Bayram kökü belli olmayan Türkçe bir kelime. Rusça (daha çok праздник diyorlar ama bayram da var) Kafkas ve Balkan dilleri de iç etmiş bayram’ı. Araplar "ıyd" diyor, Osmanlı da demiş. Oradan yürüyüp muayede salonları açmış bayramlaşıp durmuş. Buyurun söktüm, hadi bakalım tarihçiler nasıl kuruyorsunuz görelim.

“Hakiki tarihçi, en bilindik şeyleri en işitilmedik şeylere dönüştürme kudretinde olmalıdır” diyor Nietzsche; John W. Scott da uyarıyı ondan alıp Eleştirel Tarih Kuramı’nı yazıyor. Alt başlığı da başta dediğim şey; Kimlikler, Deneyimler, Politikalar: çev. Zerrin Yaya, Dost, 2017.

MOLA MECBURİ

Tam bu sırada Ezgi dikiliyor başıma. Ben yazarken bi rahat bırakmaz. Yazmanın heyecanına “tanık” olmak istiyormuş. Yazmaya başlasa da bi kurtulsam. Heyecan neymiş kendi başına deneyimleyip görse. Nerede kaldığımı unutuyorum.

“Yok oldu o sizin bildiğiniz bayramlar hocam” diyor. “Yok bu şehr içre senin vasfettiğin dilber Nedîm” der gibi, pervasız.

“Tatile gidenler, kesilen hayvanlara acıyıp ben kimsenin bayramını kutlamıyorum kimse de benimkini kutlamasın diyenler, şükür bu sene de kurbanımızı kestik diye hamd ü sena edenler, benim gibi boyuna posuna bakmadan harçlık alınca mahcup pozlarında sevinip şımaranlar, birbirine “ıyd mübarek” çeken radikal İslamcılar, bayramda açığız levhası asan laik kafeler ve bayramlaşırken sadece bunları konuşup canlarını bir de bunun için sıkanlar... Tarihçiler hangi birini nasıl yakalayıp yazacak ki?”

Hani sen yazma heyecanımı tadacaktın, başımdan gider misin lütfen!

“Ah hocam ah bizde heyecan mı bıraktı ki o küresel güçler, dijital dünyalar parmak uçlarımızda gezinen sanal heyecanlar...”

Diye diye uzaklaşanların tarihi nasıl yazılacak?
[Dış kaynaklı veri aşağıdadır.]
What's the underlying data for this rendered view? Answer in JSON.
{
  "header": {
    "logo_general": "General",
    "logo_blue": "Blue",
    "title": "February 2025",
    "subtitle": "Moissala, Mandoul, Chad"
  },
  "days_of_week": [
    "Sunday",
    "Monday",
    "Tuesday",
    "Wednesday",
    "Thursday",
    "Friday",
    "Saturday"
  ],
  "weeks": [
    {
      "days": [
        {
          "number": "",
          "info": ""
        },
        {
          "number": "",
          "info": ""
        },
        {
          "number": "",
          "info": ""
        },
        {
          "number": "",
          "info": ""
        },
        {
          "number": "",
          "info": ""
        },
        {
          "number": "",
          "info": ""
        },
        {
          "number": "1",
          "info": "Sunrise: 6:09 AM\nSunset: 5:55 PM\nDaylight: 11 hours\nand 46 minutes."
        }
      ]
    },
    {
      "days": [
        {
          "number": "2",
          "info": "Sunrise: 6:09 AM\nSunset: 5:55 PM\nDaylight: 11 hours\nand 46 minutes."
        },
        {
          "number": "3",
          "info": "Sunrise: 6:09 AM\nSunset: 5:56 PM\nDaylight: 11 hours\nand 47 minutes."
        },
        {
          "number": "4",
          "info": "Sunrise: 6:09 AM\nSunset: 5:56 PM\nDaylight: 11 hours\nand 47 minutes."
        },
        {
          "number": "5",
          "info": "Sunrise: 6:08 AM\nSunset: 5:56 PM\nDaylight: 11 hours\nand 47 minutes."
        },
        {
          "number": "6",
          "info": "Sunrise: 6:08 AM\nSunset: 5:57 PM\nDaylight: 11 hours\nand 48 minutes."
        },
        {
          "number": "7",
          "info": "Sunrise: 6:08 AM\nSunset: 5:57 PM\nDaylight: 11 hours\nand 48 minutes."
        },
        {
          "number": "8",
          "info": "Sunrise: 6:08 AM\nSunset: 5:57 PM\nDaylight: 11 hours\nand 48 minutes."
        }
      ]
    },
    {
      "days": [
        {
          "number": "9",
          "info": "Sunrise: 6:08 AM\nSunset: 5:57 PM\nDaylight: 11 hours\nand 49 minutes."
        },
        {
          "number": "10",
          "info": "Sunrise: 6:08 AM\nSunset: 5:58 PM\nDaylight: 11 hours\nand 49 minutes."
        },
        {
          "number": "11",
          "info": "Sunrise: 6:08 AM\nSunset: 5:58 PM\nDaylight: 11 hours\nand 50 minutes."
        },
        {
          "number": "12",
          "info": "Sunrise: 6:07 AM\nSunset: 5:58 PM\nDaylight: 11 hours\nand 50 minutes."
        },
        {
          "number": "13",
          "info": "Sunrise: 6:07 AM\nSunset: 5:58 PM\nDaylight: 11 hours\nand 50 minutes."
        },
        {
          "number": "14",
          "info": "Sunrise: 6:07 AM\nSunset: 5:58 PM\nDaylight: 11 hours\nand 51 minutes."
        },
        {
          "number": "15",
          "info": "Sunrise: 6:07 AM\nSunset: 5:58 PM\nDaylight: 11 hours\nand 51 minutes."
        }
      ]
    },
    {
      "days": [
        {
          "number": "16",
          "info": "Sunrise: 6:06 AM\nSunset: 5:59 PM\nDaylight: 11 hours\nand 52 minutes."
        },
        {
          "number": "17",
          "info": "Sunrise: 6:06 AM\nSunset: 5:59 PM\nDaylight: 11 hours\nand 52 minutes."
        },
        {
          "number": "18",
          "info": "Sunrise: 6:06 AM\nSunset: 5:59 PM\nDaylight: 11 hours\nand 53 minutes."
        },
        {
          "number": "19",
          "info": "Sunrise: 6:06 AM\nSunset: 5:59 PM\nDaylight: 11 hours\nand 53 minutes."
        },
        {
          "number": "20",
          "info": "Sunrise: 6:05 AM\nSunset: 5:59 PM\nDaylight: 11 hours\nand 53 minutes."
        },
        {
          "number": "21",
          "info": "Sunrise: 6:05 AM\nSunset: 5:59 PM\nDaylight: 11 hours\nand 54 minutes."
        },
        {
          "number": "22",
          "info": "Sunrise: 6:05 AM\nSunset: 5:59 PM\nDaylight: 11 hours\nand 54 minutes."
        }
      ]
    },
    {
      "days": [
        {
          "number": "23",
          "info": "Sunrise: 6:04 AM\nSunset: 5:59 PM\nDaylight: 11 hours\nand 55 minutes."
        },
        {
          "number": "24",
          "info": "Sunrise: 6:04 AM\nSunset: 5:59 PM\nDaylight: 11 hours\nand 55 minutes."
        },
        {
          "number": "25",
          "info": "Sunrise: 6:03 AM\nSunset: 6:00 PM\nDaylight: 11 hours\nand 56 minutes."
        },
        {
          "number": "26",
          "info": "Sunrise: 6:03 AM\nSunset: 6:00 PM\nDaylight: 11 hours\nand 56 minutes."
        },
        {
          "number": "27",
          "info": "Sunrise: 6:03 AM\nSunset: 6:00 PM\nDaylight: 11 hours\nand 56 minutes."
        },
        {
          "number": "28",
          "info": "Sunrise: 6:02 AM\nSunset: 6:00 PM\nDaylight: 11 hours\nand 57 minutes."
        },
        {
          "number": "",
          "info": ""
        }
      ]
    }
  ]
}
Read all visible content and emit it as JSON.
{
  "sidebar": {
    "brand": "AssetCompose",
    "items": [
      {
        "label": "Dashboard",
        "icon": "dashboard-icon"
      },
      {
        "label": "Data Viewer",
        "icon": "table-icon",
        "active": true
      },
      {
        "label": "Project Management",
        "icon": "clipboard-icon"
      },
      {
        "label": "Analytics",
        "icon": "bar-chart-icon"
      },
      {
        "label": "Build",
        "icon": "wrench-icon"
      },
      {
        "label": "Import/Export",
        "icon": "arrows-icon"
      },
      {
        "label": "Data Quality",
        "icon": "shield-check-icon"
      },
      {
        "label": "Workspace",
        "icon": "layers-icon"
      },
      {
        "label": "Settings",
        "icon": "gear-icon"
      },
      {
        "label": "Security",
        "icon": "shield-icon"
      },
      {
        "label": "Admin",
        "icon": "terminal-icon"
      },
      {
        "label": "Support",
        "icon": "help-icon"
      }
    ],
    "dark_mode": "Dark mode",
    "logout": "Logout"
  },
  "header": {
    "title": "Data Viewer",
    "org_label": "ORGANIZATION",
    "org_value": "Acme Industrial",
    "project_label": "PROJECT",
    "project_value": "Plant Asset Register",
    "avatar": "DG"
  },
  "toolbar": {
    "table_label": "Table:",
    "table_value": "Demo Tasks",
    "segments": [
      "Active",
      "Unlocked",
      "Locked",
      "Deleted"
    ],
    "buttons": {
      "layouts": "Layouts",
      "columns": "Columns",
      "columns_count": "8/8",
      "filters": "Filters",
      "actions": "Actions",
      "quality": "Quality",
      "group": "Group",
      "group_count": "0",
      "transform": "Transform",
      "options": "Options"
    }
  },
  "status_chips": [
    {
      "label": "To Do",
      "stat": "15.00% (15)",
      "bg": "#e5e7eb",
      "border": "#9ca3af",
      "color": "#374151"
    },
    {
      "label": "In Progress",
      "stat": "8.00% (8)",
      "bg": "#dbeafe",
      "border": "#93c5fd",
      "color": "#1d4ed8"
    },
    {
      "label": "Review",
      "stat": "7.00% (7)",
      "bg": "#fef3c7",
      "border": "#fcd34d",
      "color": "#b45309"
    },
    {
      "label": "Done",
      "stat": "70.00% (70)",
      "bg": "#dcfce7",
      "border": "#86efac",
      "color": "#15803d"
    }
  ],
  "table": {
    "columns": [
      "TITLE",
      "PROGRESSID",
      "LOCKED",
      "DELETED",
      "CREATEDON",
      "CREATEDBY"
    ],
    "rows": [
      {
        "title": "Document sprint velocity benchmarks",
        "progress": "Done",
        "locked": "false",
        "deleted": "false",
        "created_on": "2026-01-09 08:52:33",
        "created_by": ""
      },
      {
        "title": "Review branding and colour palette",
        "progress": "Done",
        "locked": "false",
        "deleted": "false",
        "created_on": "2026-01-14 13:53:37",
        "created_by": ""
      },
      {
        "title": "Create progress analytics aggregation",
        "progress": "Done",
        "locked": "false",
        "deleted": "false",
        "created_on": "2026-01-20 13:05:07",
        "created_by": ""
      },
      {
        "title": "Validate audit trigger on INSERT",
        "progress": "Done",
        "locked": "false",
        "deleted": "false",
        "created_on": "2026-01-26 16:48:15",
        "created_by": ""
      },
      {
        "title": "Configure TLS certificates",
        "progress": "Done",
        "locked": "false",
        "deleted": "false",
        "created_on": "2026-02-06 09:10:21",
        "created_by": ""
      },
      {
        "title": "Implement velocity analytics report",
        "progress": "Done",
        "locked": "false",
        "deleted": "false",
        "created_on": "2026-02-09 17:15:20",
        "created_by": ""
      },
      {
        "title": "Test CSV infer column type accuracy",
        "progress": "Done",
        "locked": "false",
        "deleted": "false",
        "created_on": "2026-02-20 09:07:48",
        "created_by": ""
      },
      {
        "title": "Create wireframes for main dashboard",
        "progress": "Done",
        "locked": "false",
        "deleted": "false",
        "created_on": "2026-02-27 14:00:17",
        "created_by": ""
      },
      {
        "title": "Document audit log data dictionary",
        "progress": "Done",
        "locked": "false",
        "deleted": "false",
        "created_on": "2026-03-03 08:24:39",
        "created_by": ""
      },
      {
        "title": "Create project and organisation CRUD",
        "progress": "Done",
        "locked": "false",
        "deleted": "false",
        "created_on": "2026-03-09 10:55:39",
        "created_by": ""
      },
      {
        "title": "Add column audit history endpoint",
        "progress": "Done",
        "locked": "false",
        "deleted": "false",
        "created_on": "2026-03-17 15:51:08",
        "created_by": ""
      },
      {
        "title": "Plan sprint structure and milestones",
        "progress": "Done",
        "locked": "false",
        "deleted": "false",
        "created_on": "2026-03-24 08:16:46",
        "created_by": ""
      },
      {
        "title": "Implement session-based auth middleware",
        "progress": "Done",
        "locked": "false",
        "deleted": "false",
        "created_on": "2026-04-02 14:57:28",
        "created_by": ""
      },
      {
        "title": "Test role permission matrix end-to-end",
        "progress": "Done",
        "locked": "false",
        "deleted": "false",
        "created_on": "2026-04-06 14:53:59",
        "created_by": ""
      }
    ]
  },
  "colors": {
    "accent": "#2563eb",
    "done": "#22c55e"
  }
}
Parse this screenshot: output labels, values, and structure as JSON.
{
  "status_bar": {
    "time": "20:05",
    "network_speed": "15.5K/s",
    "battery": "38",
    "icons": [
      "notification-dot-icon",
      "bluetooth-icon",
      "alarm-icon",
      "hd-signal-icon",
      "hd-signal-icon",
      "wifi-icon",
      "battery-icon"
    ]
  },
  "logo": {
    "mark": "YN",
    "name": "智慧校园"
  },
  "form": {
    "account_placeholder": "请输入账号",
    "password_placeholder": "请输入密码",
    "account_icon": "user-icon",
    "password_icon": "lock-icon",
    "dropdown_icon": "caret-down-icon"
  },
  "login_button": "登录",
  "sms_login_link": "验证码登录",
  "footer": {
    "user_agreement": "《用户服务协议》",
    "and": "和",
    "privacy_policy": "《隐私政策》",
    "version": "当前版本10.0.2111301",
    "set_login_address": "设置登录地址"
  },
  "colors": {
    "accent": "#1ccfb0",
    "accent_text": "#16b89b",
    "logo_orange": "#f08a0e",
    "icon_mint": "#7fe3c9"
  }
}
Scott’ın dediğine göre 1994’te “Telling the Truth about History” (Tarih hakkında doğruyu söylemek) diye bir kitap hazırlayanlar, işin içinden çıkamadıklarını sonunda orada itiraf etmişler. “Post-modernizm, [ben Bauman’a uyup “akışkan modern” demeyi tercih ediyorum] kendine özgü eleştiri gereksinimleri ve özel temsilleriyle bir bilgi (heterojenliğin, süreksizliğin, parçalanmanın bilgisi) çağı” olduğuna göre, diyor, ‘bir siyasi hedef peşinde koşan tarihçi arkadaşların dışındakiler –onlara da saygımız var tamam da biz kendimize bakalım- inceledikleri her konuya post yapısal bakmak zorundadırlar.’ “Kullanılması, soruları daha sorulmadan cevaplara dönüştür[en evrensel kılıklı kategorilerden ancak bu yolla uzaklaşabiliriz.]”

Kısaca bayramla seyranla, devletle, aileyle, bireyle, toplumla başımız dertte. Başımı hiç derde sokmayayım diyenler içinse, Otto Rank’ın Eş Benlik’inden (çev. Gökçe Metin, Pinhan, 2016) bir alıntı paylaşayım: “... İnsanlar arasında yaşamayı amaçlıyorsanız, önce tüm gölgelerine ve ancak daha sonra paralarına saygı duymayı öğrenin. Sadece kendiniz ve vicdanınız için yaşamak istiyorsanız, ah, bu durumda hiçbir tavsiyeye ihtiyacınız yok.” (s.76)

Tavsiye istemiyorum, bırakın da okuyup yazayım.